Егор млел рядом, пламенел, сверкая стыдливо-потным глянцем, — охота знакомиться мгновенно исчезла. «Ну, рожа спесивая, я еще с тобой посчитаюсь», — думал он тогда.
А сейчас думает так: «Может, правда в Вите одна спесь и была, а мне казалось — достоинство охраняет, собственную честь блюдет! Из-за спеси и замкнутость, и вежливость, и вечная многозначительность?
Оставь, не сочиняй! Просто тебе хочется какую-нибудь заковырку найти. Нечестно, нечестно. Ведь Витя потом другим оказался».
Потом, потом… Они ехали в колхоз, посредине вагона зыбился желтый круг от «летучей мыши», в этом кругу хохотали и пели ребята, а Егор никак не мог присоединиться к ним: чувствовал какую-то неловкость. Он ежился, ерзал на нарах, устраиваясь поудобнее, оттягивал воротник свитера — неловкость не проходила. Случайно он глянул в правый темный угол вагона и вздрогнул: в сумеречной, холодной серости четко белело Витино лицо. Глаз не было видно, но Егор знал наверняка, что они следят за каждой его улыбкой, гримасой, за каждым поворотом. И блестят, блестят, излучают в темноту презрение. «Чего ему надо? Чего он так смотрит?»
Егор встал, злой, решительный, раздвинул ребят, сел рядом с Витей.
— У вас, подчеркиваю, у вас отвратительный взгляд.
— Это вам кажется.
— Мне кажется, не стоит меня рассматривать как подопытного кролика.
— Забавно.
— Смотрите лучше на других, предупреждаю.
— Будете драться?
— Что-нибудь в этом роде.
Витя засмеялся:
— Я так и знал, что вы подойдете. Вот смотрел и смотрел.
— Интересно!
— А что, если нам попробовать на «ты»?
— Нич-чего не понимаю! В чем дело?
— Мне показалось, мы сойдемся. Знаете, как-то вдруг.

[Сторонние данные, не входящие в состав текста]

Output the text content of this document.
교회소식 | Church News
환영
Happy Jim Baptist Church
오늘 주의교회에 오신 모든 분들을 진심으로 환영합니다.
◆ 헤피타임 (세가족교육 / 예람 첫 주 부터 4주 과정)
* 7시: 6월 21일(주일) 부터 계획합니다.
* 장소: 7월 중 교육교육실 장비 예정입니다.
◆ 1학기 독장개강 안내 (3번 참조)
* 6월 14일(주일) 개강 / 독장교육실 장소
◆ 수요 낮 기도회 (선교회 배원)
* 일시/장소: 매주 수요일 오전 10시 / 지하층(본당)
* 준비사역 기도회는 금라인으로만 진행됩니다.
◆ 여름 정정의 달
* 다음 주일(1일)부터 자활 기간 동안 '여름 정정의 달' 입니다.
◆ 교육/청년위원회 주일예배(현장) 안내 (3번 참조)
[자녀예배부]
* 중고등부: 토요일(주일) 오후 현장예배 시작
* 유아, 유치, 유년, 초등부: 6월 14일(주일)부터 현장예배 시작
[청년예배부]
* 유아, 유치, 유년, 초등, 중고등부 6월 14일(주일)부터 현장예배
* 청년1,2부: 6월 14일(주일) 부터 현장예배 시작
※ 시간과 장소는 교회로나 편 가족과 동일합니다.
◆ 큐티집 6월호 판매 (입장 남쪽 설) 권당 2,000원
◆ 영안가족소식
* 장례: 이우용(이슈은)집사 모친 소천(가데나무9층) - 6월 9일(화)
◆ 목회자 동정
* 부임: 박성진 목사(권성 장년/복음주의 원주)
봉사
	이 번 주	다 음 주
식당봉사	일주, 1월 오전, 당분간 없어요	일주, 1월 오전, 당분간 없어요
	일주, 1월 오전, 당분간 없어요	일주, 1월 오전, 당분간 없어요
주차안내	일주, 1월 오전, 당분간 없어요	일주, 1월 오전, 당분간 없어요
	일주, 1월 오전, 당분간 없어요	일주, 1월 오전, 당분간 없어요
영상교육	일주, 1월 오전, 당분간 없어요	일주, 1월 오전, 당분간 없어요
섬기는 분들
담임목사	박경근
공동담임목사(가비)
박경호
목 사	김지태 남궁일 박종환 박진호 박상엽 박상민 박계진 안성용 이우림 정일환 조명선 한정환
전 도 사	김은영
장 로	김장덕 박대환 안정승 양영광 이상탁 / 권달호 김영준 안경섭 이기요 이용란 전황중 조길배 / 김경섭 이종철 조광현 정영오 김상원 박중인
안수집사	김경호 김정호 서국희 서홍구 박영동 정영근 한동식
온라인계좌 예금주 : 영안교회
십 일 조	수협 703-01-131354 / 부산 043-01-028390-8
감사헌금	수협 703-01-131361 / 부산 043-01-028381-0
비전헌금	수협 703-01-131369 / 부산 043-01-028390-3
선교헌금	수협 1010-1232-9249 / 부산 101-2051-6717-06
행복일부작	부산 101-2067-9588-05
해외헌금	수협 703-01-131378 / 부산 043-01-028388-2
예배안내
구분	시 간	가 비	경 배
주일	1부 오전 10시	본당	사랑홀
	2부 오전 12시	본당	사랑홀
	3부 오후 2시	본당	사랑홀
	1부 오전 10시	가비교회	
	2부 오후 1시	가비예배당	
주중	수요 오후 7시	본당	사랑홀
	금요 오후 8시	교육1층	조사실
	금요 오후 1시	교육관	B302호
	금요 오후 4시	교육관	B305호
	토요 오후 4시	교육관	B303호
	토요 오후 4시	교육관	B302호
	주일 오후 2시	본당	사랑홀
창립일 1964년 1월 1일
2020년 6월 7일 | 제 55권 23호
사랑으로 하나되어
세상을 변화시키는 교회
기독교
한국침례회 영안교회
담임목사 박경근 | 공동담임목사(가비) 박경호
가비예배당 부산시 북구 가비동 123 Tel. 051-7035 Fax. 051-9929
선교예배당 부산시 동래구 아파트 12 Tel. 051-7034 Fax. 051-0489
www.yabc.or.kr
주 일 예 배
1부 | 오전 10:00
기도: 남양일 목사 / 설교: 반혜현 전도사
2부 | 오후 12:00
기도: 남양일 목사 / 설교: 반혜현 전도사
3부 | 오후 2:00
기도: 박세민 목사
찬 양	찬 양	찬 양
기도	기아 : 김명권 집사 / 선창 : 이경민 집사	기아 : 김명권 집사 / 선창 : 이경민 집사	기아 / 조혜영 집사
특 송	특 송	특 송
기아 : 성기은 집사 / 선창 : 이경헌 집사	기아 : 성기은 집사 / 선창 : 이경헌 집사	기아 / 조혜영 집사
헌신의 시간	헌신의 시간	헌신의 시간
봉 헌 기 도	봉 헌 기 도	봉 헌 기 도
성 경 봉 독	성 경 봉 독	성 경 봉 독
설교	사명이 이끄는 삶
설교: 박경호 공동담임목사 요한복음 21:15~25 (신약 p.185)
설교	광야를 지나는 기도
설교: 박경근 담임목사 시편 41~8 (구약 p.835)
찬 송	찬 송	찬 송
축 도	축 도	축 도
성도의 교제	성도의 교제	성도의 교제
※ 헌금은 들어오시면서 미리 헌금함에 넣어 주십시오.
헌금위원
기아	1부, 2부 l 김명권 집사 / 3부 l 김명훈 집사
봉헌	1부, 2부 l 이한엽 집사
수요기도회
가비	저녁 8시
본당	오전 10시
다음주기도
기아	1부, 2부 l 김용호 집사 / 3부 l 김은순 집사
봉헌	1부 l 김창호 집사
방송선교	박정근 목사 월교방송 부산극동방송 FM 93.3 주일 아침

Егор курил, теряясь от столь прямой и столь нечаянной откровенности, косил на Витю, этак иронически-неопределенно гмыкал, постепенно превращался в восторженно мычащего субъекта: «Он молодец. Видимо, стоящий парень. Все сразу понял: кому охота с самого начала носы воротить. Пять лет вместе куковать».
Утром они понимающе, нерешительно, смущенно — и бог знает как! — улыбнулись друг другу.
Егор ворочается на кровати: «Почему это ему показалось, что мы сойдемся? Или в дурачка играл, меня приручал? — и снова чертыхается: — Ну и чушь я порю! Не с тех же пор он собирался письмо писать, — и стонет: — Ведь по-настоящему все было!»
Иней на ботве, зябнущие на ветру сизо-красные руки, бесконечное черное поле, раскиданные по нему студенческие муравейники, розовые пирамиды из картошки, вздрагивающая кожа на лошадиных шеях, дикие темно-фиолетовые глаза жеребят, зелененькие легкие корзины из свежего тальника — вот она, первая в студенчестве страда («В колхозе нашем, о Сан-Луя, доярка Маша красивая…»).
Он работал рядом с Витей, отдал ему запасные перчатки, оберегая от цыпок так странно явившегося ему товарища; Витя, в свою очередь, то норовил взять на него обед, то протягивал шапку: «На, погрейся, уши отморозишь», то брался один перетаскивать кули потяжелее, стараясь избавить от усталости вдруг угаданного, близкого ему человека.
Черт возьми, что это было? Впрочем, может, Егору все это казалось? Да нет же, нет. Уже тогда возникали эти молчаливо-нежные отношения, когда щемит, болит, разрывается душа от ежеминутного желания доказать другому, как он нужен, важен, дорог тебе.
Недели через три в деревенском клубе случилась драка. Неизвестно, кто ее затеял — студенты или «теушники», ребята из технического училища, — но драка вышла отчаянная, с обильными синяками, вспухшими носами, сопровождаемая истошным девчоночьим визгом. По каким-то непонятным соображениям «теушники» решили, что им досталось больше, и на другой день их дозоры несколько раз появлялись на студенческом поле.
К вечеру пошел дождь, преждевременно стемнело, уже собирались на ужин, как поступило сообщение: барак окружен, «теушников» видимо-невидимо, в руках у многих дубинки. Кто-то печально вздохнул: «Бинты-то хоть у нас есть?», кто-то выковыривал из печки кирпичи, девчонки испуганно-восхищенно ойкали, а потом предложили: «Ребята, мы вроде бы в столовую, нас не тронут. А сами — в правление, пусть спасают».